To TCTMD, Ansel said other large healthcare systems have expressed interest in their experience and in using this type of multidisciplinary team approach of clinicians, administrators, and legal representatives to achieve fast resolution on this issue.

“I can tell you we went over the published literature in detail,” Ansel said. “It was interesting how easily people voiced their concern early on, and [then] got away from those concerns as the data became more and more apparent. It was refreshing for all of us to see the politics leave and just focus on the patients.”

Clearing the Smoke

The other key piece of this was decided on wording that should be added to consent forms when patients are being offered paclitaxel-based therapy. Ansel’s institution decided on: “The procedure alternatives and risk/benefit of drug devices has been discussed and their use is acceptable.”

While these discussions with patients can sometimes be difficult, “what we’ve tried to do is balance the meta-analysis and the patient-level data with the [Medicare data] where there’s no signal,” he said. “I think for patients that’s very reassuring, because the vast majority are Medicare patients.” A significant portion of the time at the FDA advisory panel meeting in fact was devoted to the problem of how to convey all of the known and unknown information to patients, most of whom likely have never even heard of a meta-analysis.

“There have been a couple of patients [in our experience] who have said, ‘If there’s any risk, I don’t want to take it,’” Ansel noted. “But the vast majority of them say ‘I’m willing to take the risk because of the benefit.’ It’s really a shared-decision process at that point in time.”

The ability of all stakeholders in the healthcare decision-making process to agree to remove procedure restrictions from patients who are waiting, based on emerging data such as the Medicare analyses, signals an important change in the arc of the paclitaxel story, Ansel agreed.

Krishna J. Rocha-Singh, MD (Prairie Heart Institute, Springfield, IL), who began this week’s paclitaxel session by saying “it is time to turn the page” and to use real-world datasets to inform discussions and decisions, noted that VIVA has conducted additional soon-to-be-published analyses of its own that include examination of outcomes according to the amount of drug on the balloon when patients were treated. His presentation showed no consistent effect across increasing doses, with patients in the medium dose range at lower risk than those at low or high doses.

Rocha-Singh concluded that emerging real-world analyses, particularly the ones from the Medicare population, are helping to clear “some but not all the smoke in the room” with regard to the ongoing paclitaxel controversy.

  • Ansel G. From beginning to end—how a major health care system has navigated the DCB/DES issue.
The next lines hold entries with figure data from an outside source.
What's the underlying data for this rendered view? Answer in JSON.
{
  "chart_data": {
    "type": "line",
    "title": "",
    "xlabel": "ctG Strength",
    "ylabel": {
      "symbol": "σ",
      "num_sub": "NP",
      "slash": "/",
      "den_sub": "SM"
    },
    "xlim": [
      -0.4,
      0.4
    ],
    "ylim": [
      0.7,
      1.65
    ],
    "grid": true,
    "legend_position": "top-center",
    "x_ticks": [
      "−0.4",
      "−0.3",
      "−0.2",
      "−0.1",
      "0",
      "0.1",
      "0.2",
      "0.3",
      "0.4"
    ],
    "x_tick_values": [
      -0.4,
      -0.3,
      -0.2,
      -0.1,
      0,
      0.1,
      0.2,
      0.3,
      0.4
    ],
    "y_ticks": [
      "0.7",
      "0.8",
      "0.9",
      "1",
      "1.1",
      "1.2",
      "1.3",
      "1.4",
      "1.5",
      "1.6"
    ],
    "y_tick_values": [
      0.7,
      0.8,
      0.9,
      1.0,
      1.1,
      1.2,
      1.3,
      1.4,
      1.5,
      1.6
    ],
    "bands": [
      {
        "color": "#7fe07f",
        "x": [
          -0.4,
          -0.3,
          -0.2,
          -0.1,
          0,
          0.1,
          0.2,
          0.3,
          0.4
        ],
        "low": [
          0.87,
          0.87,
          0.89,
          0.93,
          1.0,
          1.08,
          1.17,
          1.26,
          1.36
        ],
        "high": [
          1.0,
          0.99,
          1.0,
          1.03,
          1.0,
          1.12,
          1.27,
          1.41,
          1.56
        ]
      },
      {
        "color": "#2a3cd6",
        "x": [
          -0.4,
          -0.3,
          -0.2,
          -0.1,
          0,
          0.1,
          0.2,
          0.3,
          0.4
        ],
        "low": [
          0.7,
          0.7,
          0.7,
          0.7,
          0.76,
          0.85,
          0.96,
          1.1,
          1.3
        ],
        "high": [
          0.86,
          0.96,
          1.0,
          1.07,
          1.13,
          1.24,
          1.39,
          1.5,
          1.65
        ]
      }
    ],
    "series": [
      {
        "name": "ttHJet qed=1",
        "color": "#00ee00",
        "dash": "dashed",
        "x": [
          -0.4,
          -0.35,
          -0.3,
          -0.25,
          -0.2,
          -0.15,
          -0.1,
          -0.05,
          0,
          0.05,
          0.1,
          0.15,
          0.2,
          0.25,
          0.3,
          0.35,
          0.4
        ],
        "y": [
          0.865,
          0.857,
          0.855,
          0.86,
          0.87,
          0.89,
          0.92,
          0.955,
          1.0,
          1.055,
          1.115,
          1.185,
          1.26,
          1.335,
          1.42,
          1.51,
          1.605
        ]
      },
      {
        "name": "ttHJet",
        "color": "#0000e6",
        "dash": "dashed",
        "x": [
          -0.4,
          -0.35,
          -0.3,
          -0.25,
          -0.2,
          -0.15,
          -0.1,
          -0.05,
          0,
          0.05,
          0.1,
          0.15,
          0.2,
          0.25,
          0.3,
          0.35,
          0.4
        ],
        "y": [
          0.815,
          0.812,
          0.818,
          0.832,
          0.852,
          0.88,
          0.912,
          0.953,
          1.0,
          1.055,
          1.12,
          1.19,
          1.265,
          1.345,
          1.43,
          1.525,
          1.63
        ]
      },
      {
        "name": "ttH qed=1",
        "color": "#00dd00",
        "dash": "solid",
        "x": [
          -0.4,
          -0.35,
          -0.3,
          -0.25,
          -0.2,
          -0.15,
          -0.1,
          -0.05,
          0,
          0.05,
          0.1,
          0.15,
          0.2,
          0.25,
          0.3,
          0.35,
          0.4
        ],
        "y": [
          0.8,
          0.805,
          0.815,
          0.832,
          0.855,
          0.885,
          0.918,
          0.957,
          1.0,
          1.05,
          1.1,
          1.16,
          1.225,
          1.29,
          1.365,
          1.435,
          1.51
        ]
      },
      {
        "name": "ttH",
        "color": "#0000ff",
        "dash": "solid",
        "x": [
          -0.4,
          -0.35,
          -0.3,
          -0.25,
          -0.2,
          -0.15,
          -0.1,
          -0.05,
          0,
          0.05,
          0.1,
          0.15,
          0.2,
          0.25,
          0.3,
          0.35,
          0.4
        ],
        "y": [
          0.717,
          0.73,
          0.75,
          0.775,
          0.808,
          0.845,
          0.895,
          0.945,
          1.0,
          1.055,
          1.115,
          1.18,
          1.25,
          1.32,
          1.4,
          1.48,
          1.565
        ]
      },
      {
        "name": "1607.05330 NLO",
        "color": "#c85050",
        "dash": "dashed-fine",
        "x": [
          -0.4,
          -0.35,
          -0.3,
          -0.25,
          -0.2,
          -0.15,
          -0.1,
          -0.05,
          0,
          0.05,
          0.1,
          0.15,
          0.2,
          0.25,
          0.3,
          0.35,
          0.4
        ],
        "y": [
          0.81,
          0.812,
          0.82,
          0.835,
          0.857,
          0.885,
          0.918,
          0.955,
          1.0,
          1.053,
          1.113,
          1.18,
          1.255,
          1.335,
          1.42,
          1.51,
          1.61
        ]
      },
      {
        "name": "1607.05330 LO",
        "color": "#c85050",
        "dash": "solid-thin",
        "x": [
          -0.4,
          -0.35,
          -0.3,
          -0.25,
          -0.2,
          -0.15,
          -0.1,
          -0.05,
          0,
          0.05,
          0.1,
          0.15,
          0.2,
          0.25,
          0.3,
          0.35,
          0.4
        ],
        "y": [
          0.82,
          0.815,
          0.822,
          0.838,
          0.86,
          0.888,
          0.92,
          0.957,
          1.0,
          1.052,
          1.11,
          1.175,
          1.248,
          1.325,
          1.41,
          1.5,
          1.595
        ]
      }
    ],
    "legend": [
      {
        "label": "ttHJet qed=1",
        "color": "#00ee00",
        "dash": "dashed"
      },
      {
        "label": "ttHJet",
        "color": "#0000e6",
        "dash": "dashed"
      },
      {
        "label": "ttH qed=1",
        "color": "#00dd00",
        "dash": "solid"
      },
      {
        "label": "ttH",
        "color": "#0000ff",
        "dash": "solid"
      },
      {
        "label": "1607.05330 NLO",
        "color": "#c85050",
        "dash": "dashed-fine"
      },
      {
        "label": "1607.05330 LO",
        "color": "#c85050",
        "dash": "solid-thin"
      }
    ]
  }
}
Presented at VIVA 2019. November 6, 2019. Las Vegas, NV.

  • Rocha-Singh K. Update on the patient-level analysis of paclitaxel DCB and DES. Presented at VIVA 2019. November 6, 2019. Las Vegas, NV.

  • Rocha-Singh reports honoraria from Medtronic; consulting for Alucent Biomedical , Abbott Vascular, Medtronic, ROX Medical, Soundbit Medical; and research, clinical trial, or drug study funding from Medtronic.
  • Ansel reports honoraria from Boston Scientific, Cardiovascular Systems, Bard, Cook Medical, Medtronic, Phillips, Surmodics; and consulting for multiple drug and device companies.